Semiparametric Whittle estimates of d The horizontal axis concerns the bandwidth parameter while the vertical one refers to the estimated value of d. The bold lines correspond to the 95% confidence interval for the I (1) (a) and the I (0) (b and c) hypotheses

Figure 14 presents the stability results. We computed the estimates of d with two different approaches: a recursive one, initially using a sample of 300 observations, and then adding ten more observations each time, and a rolling one with a moving window of 300 observations. Again this was done for both prices and absolute/squared returns. Persistence appears to decrease over time, especially for the volatility series.

Fig. 14
figure 14

Stability results based on recursive estimates

5 Conclusions

This paper uses both the Hurst exponent and parametric/semiparametric fractional integration methods to analyse the long-memory properties of two Ukrainian stock market indices, namely the PFTS and UX indices. The evidence suggests that this market is inefficient and that persistence was not constant over time; in particular, it increased during the recent financial crisis, when the market became less efficient/more predictable and more vulnerable to anomalies. These findings support the FMH paradigm rather than the EMH for the Ukrainian stock market.
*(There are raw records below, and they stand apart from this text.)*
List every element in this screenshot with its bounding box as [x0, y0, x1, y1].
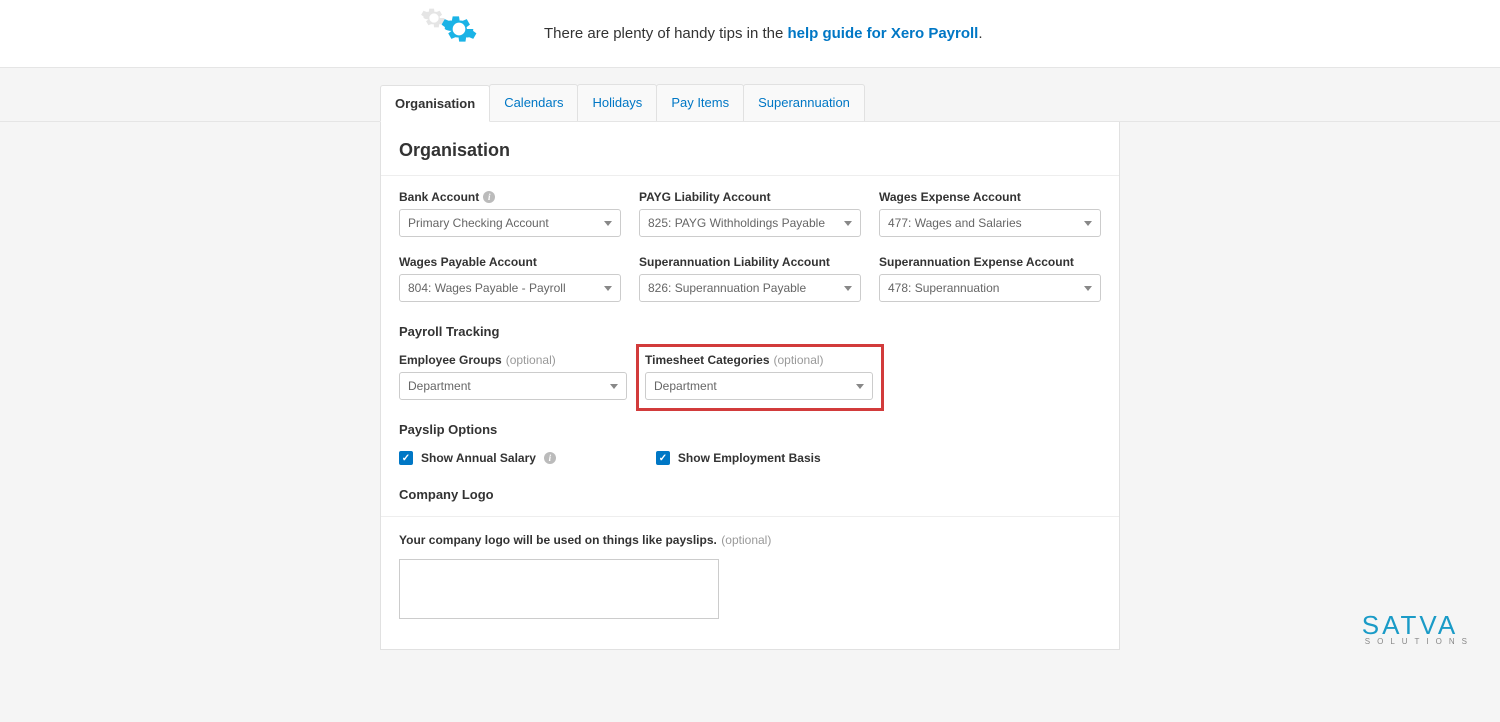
tab-superannuation[interactable]: Superannuation [743, 84, 865, 121]
info-icon[interactable]: i [544, 452, 556, 464]
wages-expense-select[interactable]: 477: Wages and Salaries [879, 209, 1101, 237]
logo-desc-text: Your company logo will be used on things… [399, 533, 717, 547]
label-text: Employee Groups [399, 353, 502, 367]
tabbar: Organisation Calendars Holidays Pay Item… [380, 84, 1120, 121]
tab-holidays[interactable]: Holidays [577, 84, 657, 121]
brand-tagline: SOLUTIONS [1362, 637, 1474, 646]
checkbox-label: Show Annual Salary [421, 451, 536, 465]
bank-account-label: Bank Account i [399, 190, 621, 204]
super-expense-select[interactable]: 478: Superannuation [879, 274, 1101, 302]
company-logo-upload-area[interactable] [399, 559, 719, 619]
organisation-panel: Organisation Bank Account i Primary Chec… [380, 122, 1120, 650]
accounts-row-2: Wages Payable Account 804: Wages Payable… [399, 255, 1101, 302]
payg-liability-field: PAYG Liability Account 825: PAYG Withhol… [639, 190, 861, 237]
payslip-options-title: Payslip Options [399, 422, 1101, 437]
super-expense-field: Superannuation Expense Account 478: Supe… [879, 255, 1101, 302]
label-text: Bank Account [399, 190, 479, 204]
bank-account-select[interactable]: Primary Checking Account [399, 209, 621, 237]
wages-expense-field: Wages Expense Account 477: Wages and Sal… [879, 190, 1101, 237]
wages-payable-field: Wages Payable Account 804: Wages Payable… [399, 255, 621, 302]
payroll-tracking-title: Payroll Tracking [399, 324, 1101, 339]
optional-text: (optional) [721, 533, 771, 547]
accounts-row-1: Bank Account i Primary Checking Account … [399, 190, 1101, 237]
super-liability-field: Superannuation Liability Account 826: Su… [639, 255, 861, 302]
select-value: 826: Superannuation Payable [648, 281, 806, 295]
timesheet-categories-label: Timesheet Categories (optional) [645, 353, 873, 367]
tab-organisation[interactable]: Organisation [380, 85, 490, 122]
show-annual-salary-checkbox[interactable]: ✓ [399, 451, 413, 465]
wages-payable-select[interactable]: 804: Wages Payable - Payroll [399, 274, 621, 302]
wages-payable-label: Wages Payable Account [399, 255, 621, 269]
page-title: Organisation [399, 140, 1101, 161]
payroll-tracking-row: Employee Groups (optional) Department Ti… [399, 353, 1101, 400]
divider [381, 175, 1119, 176]
optional-text: (optional) [774, 353, 824, 367]
show-annual-salary-item: ✓ Show Annual Salary i [399, 451, 556, 465]
optional-text: (optional) [506, 353, 556, 367]
company-logo-title: Company Logo [399, 487, 1101, 502]
select-value: 477: Wages and Salaries [888, 216, 1022, 230]
select-value: Department [408, 379, 471, 393]
employee-groups-field: Employee Groups (optional) Department [399, 353, 627, 400]
timesheet-categories-field-wrapper: Timesheet Categories (optional) Departme… [645, 353, 873, 400]
brand-watermark: SATVA SOLUTIONS [1362, 610, 1474, 646]
panel-background: Organisation Bank Account i Primary Chec… [0, 122, 1500, 722]
payslip-options-row: ✓ Show Annual Salary i ✓ Show Employment… [399, 451, 1101, 465]
banner-text-suffix: . [978, 25, 982, 42]
label-text: Timesheet Categories [645, 353, 770, 367]
select-value: Primary Checking Account [408, 216, 549, 230]
super-liability-label: Superannuation Liability Account [639, 255, 861, 269]
gear-icon [440, 10, 478, 48]
bank-account-field: Bank Account i Primary Checking Account [399, 190, 621, 237]
employee-groups-select[interactable]: Department [399, 372, 627, 400]
employee-groups-label: Employee Groups (optional) [399, 353, 627, 367]
tabbar-container: Organisation Calendars Holidays Pay Item… [0, 68, 1500, 122]
banner-gears-illustration [380, 14, 530, 54]
timesheet-categories-select[interactable]: Department [645, 372, 873, 400]
tab-pay-items[interactable]: Pay Items [656, 84, 744, 121]
divider [381, 516, 1119, 517]
select-value: 478: Superannuation [888, 281, 999, 295]
select-value: 825: PAYG Withholdings Payable [648, 216, 825, 230]
payg-liability-select[interactable]: 825: PAYG Withholdings Payable [639, 209, 861, 237]
checkbox-label: Show Employment Basis [678, 451, 821, 465]
tab-calendars[interactable]: Calendars [489, 84, 578, 121]
super-liability-select[interactable]: 826: Superannuation Payable [639, 274, 861, 302]
wages-expense-label: Wages Expense Account [879, 190, 1101, 204]
show-employment-basis-item: ✓ Show Employment Basis [656, 451, 821, 465]
super-expense-label: Superannuation Expense Account [879, 255, 1101, 269]
select-value: Department [654, 379, 717, 393]
show-employment-basis-checkbox[interactable]: ✓ [656, 451, 670, 465]
payg-liability-label: PAYG Liability Account [639, 190, 861, 204]
banner-text: There are plenty of handy tips in the he… [544, 25, 983, 42]
company-logo-desc: Your company logo will be used on things… [399, 531, 1101, 549]
help-guide-link[interactable]: help guide for Xero Payroll [787, 25, 978, 42]
info-icon[interactable]: i [483, 191, 495, 203]
select-value: 804: Wages Payable - Payroll [408, 281, 566, 295]
help-banner: There are plenty of handy tips in the he… [0, 0, 1500, 68]
highlight-box: Timesheet Categories (optional) Departme… [636, 344, 884, 411]
banner-text-prefix: There are plenty of handy tips in the [544, 25, 787, 42]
A time-varying degree of persistence, as measured by the Hurst exponent, implies that trading strategies might have to be revised. For example high persistence suggests using trend-based strategies, as well as exploiting market anomalies, such as the January, day of the week, end of the month, and holidays effects. Thus, the Hurst exponent can be used to create customized trading strategies in financial markets.
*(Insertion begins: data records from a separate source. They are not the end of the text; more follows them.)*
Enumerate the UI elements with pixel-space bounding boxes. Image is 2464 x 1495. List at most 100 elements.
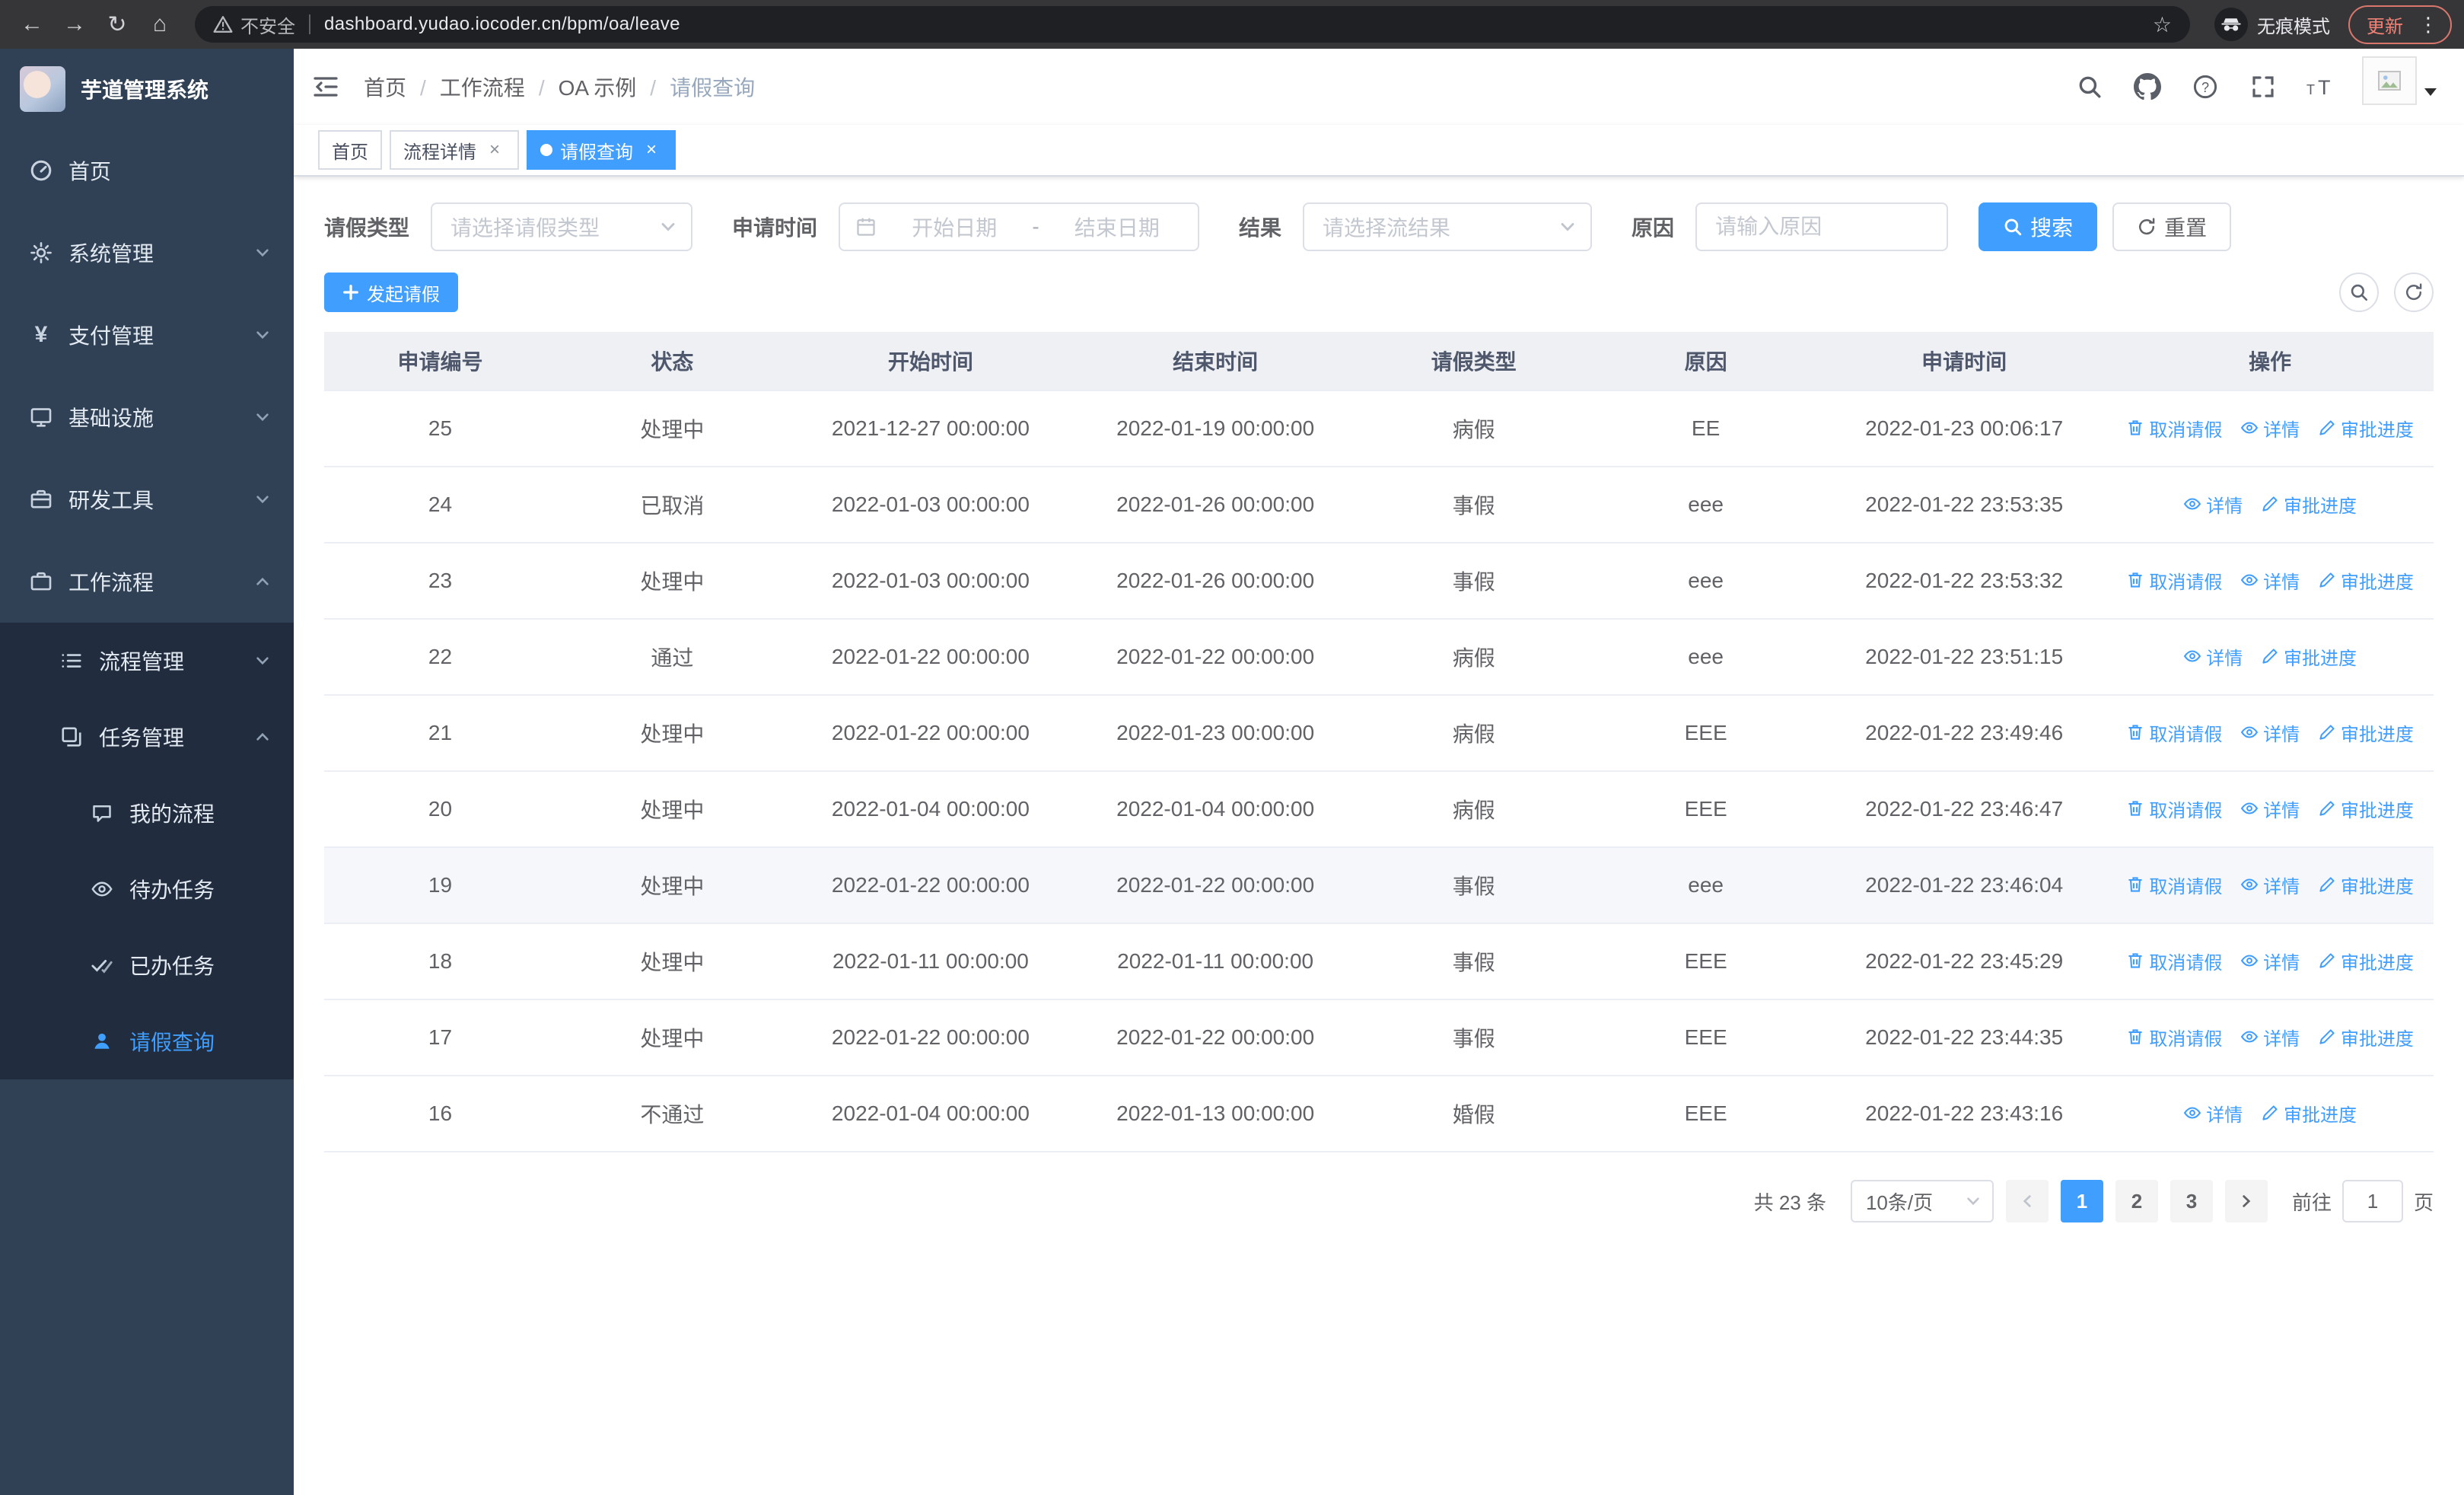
cell-apply-id: 23 bbox=[324, 543, 556, 620]
prev-page-button[interactable] bbox=[2005, 1180, 2049, 1222]
cancel-leave-link[interactable]: 取消请假 bbox=[2126, 1024, 2222, 1050]
sidebar-item-leave-query[interactable]: 请假查询 bbox=[0, 1003, 294, 1079]
approval-progress-link[interactable]: 审批进度 bbox=[2261, 491, 2357, 518]
browser-back-button[interactable]: ← bbox=[12, 5, 52, 44]
apply-time-range-picker[interactable]: 开始日期 - 结束日期 bbox=[839, 202, 1200, 251]
security-chip[interactable]: 不安全 bbox=[213, 11, 295, 38]
detail-link[interactable]: 详情 bbox=[2240, 719, 2300, 746]
sidebar-item-infrastructure[interactable]: 基础设施 bbox=[0, 376, 294, 458]
approval-progress-link[interactable]: 审批进度 bbox=[2318, 948, 2414, 974]
browser-update-button[interactable]: 更新 ⋮ bbox=[2348, 5, 2452, 44]
approval-progress-link[interactable]: 审批进度 bbox=[2318, 872, 2414, 898]
action-label: 审批进度 bbox=[2284, 1105, 2357, 1126]
goto-page-input[interactable] bbox=[2341, 1180, 2403, 1222]
app-logo[interactable]: 芋道管理系统 bbox=[0, 49, 294, 129]
close-icon[interactable]: × bbox=[484, 139, 505, 161]
leave-type-select[interactable]: 请选择请假类型 bbox=[431, 202, 693, 251]
search-button-label: 搜索 bbox=[2030, 216, 2074, 240]
sidebar-item-payment-management[interactable]: ¥ 支付管理 bbox=[0, 294, 294, 376]
cancel-leave-link[interactable]: 取消请假 bbox=[2126, 948, 2222, 974]
page-button-3[interactable]: 3 bbox=[2170, 1180, 2213, 1222]
sidebar-item-done-tasks[interactable]: 已办任务 bbox=[0, 927, 294, 1003]
cell-apply-time: 2022-01-22 23:46:04 bbox=[1822, 847, 2107, 924]
detail-link[interactable]: 详情 bbox=[2183, 491, 2243, 518]
refresh-table-button[interactable] bbox=[2394, 273, 2434, 312]
page-size-select[interactable]: 10条/页 bbox=[1850, 1180, 1994, 1222]
browser-reload-button[interactable]: ↻ bbox=[97, 5, 137, 44]
approval-progress-link[interactable]: 审批进度 bbox=[2318, 415, 2414, 441]
breadcrumb-item[interactable]: OA 示例 bbox=[559, 72, 670, 102]
detail-link[interactable]: 详情 bbox=[2240, 948, 2300, 974]
detail-link[interactable]: 详情 bbox=[2240, 415, 2300, 441]
font-size-button[interactable]: TT bbox=[2292, 49, 2350, 125]
create-leave-button[interactable]: 发起请假 bbox=[324, 273, 458, 312]
action-label: 详情 bbox=[2263, 1028, 2300, 1050]
sidebar-item-process-management[interactable]: 流程管理 bbox=[0, 623, 294, 699]
user-menu[interactable] bbox=[2350, 56, 2443, 117]
approval-progress-link[interactable]: 审批进度 bbox=[2261, 643, 2357, 670]
sidebar-item-workflow[interactable]: 工作流程 bbox=[0, 540, 294, 623]
cancel-leave-link[interactable]: 取消请假 bbox=[2126, 795, 2222, 822]
cell-reason: eee bbox=[1590, 619, 1823, 696]
chevron-down-icon bbox=[256, 249, 269, 257]
address-bar[interactable]: 不安全 dashboard.yudao.iocoder.cn/bpm/oa/le… bbox=[195, 6, 2190, 43]
approval-progress-link[interactable]: 审批进度 bbox=[2318, 1024, 2414, 1050]
approval-progress-link[interactable]: 审批进度 bbox=[2318, 795, 2414, 822]
sidebar-item-my-process[interactable]: 我的流程 bbox=[0, 775, 294, 851]
github-link[interactable] bbox=[2119, 49, 2176, 125]
browser-forward-button[interactable]: → bbox=[55, 5, 94, 44]
cancel-leave-link[interactable]: 取消请假 bbox=[2126, 719, 2222, 746]
page-button-2[interactable]: 2 bbox=[2115, 1180, 2158, 1222]
kebab-menu-icon[interactable]: ⋮ bbox=[2414, 13, 2443, 37]
help-button[interactable]: ? bbox=[2176, 49, 2234, 125]
browser-home-button[interactable]: ⌂ bbox=[140, 5, 180, 44]
toggle-search-button[interactable] bbox=[2339, 273, 2379, 312]
tab-process-detail[interactable]: 流程详情 × bbox=[390, 130, 519, 170]
cancel-leave-link[interactable]: 取消请假 bbox=[2126, 567, 2222, 594]
detail-link[interactable]: 详情 bbox=[2240, 795, 2300, 822]
reset-button[interactable]: 重置 bbox=[2112, 202, 2232, 251]
sidebar-item-task-management[interactable]: 任务管理 bbox=[0, 699, 294, 775]
url-text[interactable]: dashboard.yudao.iocoder.cn/bpm/oa/leave bbox=[324, 14, 680, 35]
detail-link[interactable]: 详情 bbox=[2183, 643, 2243, 670]
approval-progress-link[interactable]: 审批进度 bbox=[2318, 719, 2414, 746]
close-icon[interactable]: × bbox=[641, 139, 662, 161]
next-page-button[interactable] bbox=[2224, 1180, 2268, 1222]
sidebar-item-dev-tools[interactable]: 研发工具 bbox=[0, 458, 294, 540]
collapse-sidebar-button[interactable] bbox=[294, 49, 358, 125]
eye-icon bbox=[2240, 802, 2259, 814]
cancel-leave-link[interactable]: 取消请假 bbox=[2126, 872, 2222, 898]
approval-progress-link[interactable]: 审批进度 bbox=[2318, 567, 2414, 594]
cell-apply-time: 2022-01-23 00:06:17 bbox=[1822, 390, 2107, 467]
result-select[interactable]: 请选择流结果 bbox=[1303, 202, 1593, 251]
cancel-leave-link[interactable]: 取消请假 bbox=[2126, 415, 2222, 441]
header-search-button[interactable] bbox=[2061, 49, 2119, 125]
tab-home[interactable]: 首页 bbox=[318, 130, 382, 170]
breadcrumb-item[interactable]: 首页 bbox=[364, 72, 440, 102]
breadcrumb-item[interactable]: 工作流程 bbox=[440, 72, 559, 102]
detail-link[interactable]: 详情 bbox=[2183, 1100, 2243, 1127]
approval-progress-link[interactable]: 审批进度 bbox=[2261, 1100, 2357, 1127]
fullscreen-button[interactable] bbox=[2234, 49, 2292, 125]
page-button-1[interactable]: 1 bbox=[2060, 1180, 2103, 1222]
cell-apply-id: 25 bbox=[324, 390, 556, 467]
cell-apply-id: 22 bbox=[324, 619, 556, 696]
chevron-down-icon bbox=[1967, 1197, 1979, 1206]
detail-link[interactable]: 详情 bbox=[2240, 1024, 2300, 1050]
sidebar-item-todo-tasks[interactable]: 待办任务 bbox=[0, 851, 294, 927]
refresh-icon bbox=[2406, 283, 2422, 301]
tab-label: 首页 bbox=[332, 142, 368, 163]
sidebar-item-system-management[interactable]: 系统管理 bbox=[0, 212, 294, 294]
detail-link[interactable]: 详情 bbox=[2240, 567, 2300, 594]
chevron-down-icon bbox=[256, 413, 269, 422]
sidebar-item-home[interactable]: 首页 bbox=[0, 129, 294, 212]
reason-input[interactable] bbox=[1695, 202, 1949, 251]
cell-start-time: 2022-01-04 00:00:00 bbox=[788, 771, 1074, 848]
tab-leave-query[interactable]: 请假查询 × bbox=[527, 130, 676, 170]
cell-apply-id: 24 bbox=[324, 467, 556, 543]
bookmark-star-icon[interactable]: ☆ bbox=[2144, 12, 2181, 37]
search-button[interactable]: 搜索 bbox=[1979, 202, 2098, 251]
detail-link[interactable]: 详情 bbox=[2240, 872, 2300, 898]
cell-leave-type: 事假 bbox=[1358, 923, 1590, 1000]
table-row: 25 处理中 2021-12-27 00:00:00 2022-01-19 00… bbox=[324, 390, 2434, 467]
The analysis of market persistence also provides information about expectations and can be useful for macro-prudential purposes. Specifically, the Hurst exponent can be interpreted as a “fear” index, which reflects the current market conditions, expectations about future developments, the degree of uncertainty (volatility), and investors’ sentiment in general – the higher the exponent, the less efficient the market is. Finally, our study also shows that data smoothing is not advisable in the context of R/S analysis.